Regista: Ron Howard.
Attori: Russell Crowe, Ed Harris, Jennifer Connelly, Christopher Plummer, Judd Hirsch, Josh Lucas, Adam Goldberg, Anthony Rapp, Austin Pendleton, Victor Steinbach.
Anno: 2001.
Voto: 8.
Dove lo trovi: qui.
A mio avviso, A beautiful mind è uno dei film più belli degli ultimi 10 anni.
I meriti sono condivisi: buona parte di essi va al regista Ron Howard (Cocoon, Willow, Apollo 13, Il Grinch), ma anche i protagonisti Russel Crowe (l'ormai celebre, benchè pieno di incongruenza storiche, Il gladiatore) e Jennifer Connelly (Phenomena di Dario Argento, il magnifico Labyrinth, il fanta-gotico Dark City, il drammatico Requiem for a dream).
E che dire allora del personaggio cui il film è ispirato, il geniale e bizarro matematico-politologo John Forbes Nash (che studiai all'università, peraltro), una vita turbolenta e un premio Nobel nel 1944.
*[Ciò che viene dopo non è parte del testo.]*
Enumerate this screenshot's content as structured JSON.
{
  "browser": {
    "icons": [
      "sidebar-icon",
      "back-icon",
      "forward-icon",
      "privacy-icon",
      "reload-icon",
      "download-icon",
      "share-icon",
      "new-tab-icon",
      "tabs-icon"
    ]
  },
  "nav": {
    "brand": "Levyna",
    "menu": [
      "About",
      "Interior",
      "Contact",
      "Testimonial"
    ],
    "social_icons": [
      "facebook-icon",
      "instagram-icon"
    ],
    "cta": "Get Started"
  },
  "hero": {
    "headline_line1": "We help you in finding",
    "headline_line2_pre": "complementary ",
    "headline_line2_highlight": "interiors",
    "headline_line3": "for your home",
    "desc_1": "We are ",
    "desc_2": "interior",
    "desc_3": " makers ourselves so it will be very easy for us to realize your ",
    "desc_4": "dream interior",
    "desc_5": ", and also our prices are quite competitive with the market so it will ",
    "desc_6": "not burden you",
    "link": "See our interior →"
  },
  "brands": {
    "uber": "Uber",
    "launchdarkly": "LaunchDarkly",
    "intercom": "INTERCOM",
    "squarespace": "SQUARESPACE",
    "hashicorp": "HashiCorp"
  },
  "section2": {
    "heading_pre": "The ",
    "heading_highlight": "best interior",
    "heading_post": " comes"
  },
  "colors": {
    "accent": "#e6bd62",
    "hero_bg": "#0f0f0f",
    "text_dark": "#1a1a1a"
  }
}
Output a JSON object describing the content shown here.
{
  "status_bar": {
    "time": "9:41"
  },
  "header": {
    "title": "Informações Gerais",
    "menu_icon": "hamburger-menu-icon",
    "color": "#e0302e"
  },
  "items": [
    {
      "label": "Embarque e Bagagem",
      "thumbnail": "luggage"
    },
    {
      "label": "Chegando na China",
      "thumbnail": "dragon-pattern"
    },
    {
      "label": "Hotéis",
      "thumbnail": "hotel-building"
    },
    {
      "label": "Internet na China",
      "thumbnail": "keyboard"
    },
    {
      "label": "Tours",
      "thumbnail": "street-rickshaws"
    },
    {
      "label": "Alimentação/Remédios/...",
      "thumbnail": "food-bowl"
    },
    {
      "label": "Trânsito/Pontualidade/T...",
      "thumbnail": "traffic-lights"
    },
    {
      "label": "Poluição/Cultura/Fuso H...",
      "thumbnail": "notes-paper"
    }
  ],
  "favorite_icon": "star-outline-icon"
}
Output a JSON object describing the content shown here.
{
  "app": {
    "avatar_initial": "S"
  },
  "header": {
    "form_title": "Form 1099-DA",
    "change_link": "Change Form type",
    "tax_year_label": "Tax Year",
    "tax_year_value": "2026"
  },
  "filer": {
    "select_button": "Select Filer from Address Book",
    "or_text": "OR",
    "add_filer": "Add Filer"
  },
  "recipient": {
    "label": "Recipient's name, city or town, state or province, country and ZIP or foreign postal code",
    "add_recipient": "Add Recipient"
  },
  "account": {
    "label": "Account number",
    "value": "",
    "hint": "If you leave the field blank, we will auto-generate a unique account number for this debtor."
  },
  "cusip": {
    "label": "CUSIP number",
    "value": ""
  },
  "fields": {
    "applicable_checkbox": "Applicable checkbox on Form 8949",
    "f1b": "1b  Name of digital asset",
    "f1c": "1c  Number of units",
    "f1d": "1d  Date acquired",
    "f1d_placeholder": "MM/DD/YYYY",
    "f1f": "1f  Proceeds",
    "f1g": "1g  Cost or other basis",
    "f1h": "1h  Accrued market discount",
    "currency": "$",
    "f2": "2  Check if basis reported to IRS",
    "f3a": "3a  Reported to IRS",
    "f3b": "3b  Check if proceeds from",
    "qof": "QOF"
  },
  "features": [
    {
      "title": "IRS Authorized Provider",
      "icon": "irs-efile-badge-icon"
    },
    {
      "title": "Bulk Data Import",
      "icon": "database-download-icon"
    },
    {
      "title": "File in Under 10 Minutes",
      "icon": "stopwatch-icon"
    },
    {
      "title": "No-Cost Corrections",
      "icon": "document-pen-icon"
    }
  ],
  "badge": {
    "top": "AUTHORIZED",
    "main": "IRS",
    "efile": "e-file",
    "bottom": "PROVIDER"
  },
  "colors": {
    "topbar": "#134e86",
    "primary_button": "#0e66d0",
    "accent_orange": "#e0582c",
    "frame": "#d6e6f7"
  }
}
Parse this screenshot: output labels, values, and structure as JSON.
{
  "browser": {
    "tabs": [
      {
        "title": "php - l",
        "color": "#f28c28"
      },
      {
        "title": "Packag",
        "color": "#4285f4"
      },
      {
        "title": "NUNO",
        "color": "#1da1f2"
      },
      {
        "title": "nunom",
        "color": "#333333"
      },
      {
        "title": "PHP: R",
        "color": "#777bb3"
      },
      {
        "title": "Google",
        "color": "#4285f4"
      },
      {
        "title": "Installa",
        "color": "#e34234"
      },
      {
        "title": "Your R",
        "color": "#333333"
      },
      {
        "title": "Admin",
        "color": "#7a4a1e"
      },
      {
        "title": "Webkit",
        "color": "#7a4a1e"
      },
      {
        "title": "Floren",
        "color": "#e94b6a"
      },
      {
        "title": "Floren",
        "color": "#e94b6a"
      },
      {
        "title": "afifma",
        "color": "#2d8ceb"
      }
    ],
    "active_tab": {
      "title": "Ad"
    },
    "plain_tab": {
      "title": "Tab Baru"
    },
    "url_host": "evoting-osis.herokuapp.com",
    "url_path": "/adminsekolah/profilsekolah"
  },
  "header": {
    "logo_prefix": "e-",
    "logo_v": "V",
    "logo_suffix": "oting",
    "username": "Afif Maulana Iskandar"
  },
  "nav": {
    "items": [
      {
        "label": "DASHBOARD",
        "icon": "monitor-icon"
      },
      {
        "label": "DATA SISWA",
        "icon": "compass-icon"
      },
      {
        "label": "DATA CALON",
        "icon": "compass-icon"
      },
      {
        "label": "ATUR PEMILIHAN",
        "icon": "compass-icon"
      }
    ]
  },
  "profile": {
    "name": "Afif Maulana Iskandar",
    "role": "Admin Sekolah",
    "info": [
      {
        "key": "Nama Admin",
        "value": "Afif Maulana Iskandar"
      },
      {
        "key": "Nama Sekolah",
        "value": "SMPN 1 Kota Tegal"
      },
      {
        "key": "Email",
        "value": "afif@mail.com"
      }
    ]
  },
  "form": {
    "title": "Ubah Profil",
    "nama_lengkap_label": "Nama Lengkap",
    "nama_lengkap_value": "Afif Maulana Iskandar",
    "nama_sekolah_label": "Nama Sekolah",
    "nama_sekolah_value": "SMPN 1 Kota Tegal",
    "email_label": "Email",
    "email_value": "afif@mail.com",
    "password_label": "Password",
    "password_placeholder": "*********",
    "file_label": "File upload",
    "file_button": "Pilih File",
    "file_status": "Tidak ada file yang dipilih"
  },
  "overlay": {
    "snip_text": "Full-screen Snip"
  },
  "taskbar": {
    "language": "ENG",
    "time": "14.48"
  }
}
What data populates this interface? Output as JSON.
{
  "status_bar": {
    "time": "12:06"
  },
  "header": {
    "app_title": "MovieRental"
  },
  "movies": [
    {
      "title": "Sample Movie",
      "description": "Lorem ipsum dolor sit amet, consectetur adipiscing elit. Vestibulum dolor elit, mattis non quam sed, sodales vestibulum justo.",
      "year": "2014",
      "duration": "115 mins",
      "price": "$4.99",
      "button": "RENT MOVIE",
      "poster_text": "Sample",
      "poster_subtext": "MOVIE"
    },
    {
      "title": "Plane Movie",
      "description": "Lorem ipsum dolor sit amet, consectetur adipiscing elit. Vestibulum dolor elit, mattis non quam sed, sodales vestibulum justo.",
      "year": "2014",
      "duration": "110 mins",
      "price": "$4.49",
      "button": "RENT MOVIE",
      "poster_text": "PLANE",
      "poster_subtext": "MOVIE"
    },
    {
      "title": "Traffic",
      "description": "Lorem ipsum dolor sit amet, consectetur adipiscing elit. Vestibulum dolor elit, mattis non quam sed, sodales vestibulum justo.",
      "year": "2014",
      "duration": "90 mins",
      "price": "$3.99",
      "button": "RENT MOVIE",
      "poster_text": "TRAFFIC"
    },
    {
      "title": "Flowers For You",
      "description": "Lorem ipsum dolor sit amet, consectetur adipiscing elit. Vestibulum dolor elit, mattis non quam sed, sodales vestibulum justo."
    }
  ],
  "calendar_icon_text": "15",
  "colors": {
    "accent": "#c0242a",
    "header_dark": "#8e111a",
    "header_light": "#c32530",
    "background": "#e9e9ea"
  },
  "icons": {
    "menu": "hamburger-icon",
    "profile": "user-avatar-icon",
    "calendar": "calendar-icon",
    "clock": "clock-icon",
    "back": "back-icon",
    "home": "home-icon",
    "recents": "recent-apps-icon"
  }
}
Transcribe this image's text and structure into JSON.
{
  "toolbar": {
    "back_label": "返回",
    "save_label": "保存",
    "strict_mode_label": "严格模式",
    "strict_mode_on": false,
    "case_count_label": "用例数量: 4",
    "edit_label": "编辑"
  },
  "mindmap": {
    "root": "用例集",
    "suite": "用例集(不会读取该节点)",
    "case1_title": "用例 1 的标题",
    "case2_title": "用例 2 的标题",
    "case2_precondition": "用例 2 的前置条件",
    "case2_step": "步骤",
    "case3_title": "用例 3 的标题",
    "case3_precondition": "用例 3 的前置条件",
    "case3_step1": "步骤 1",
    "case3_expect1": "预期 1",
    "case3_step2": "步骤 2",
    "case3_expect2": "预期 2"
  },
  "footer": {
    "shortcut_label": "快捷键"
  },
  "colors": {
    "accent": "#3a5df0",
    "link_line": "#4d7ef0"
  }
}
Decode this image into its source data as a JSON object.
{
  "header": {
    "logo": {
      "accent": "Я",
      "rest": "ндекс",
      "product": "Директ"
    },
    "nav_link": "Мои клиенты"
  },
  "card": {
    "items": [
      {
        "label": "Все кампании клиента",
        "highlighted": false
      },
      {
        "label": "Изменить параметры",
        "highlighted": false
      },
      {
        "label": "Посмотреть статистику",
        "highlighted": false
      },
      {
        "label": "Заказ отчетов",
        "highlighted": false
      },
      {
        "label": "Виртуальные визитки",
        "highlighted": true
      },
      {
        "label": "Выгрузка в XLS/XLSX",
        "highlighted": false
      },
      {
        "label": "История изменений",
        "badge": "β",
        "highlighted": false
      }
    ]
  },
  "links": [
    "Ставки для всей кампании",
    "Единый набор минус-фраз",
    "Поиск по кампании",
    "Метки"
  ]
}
E allora veniamo alla trama di A beautiful mind: John Nash (Russel Crowe) è uno studente di matematica, alle prese con un college molto competitivo (Princeton) e una teoria ancora allo stato larvale, su cui tuttavia lui concentrerà tutti i suoi sforzi intellettuali.
John è un personaggio strano, e non tarderà ad attirarsi sguardi, simpatie e (soprattutto) antipatie: ha un solo amico, Charles, il suo compagno di stanza, mentre i suoi compagni principali sono algoritmi e formule matematiche, che poi lo porteranno all'elaborazione della teoria dei giochi, che manderà in soffitta le vecchie concezioni economiche di Adam Smith.
Più avanti negli anni, l'università gli donerà anche l'amore della sua vita, Alicia (Jennifer Connelly), che poi diverà sua moglie, e che lo aiuterà grandemente nei momenti difficili che verranno.
E ne verranno, giacchè John Nash ha un problema, e un problema non da poco...
La tensione emotiva di A beautiful mind è fortissima, e raramente a mio avviso una pellicola ha coinvolto così tanto: la storia, appassionante, si divide tra gli anni dello studio, quelli dell'insegnamento e quelli del dottorato, distribuendo in egual quantità gioie e dolori.
Pare assai riuscita la scelta cromatica, con un color ocra dominante veramente efficace.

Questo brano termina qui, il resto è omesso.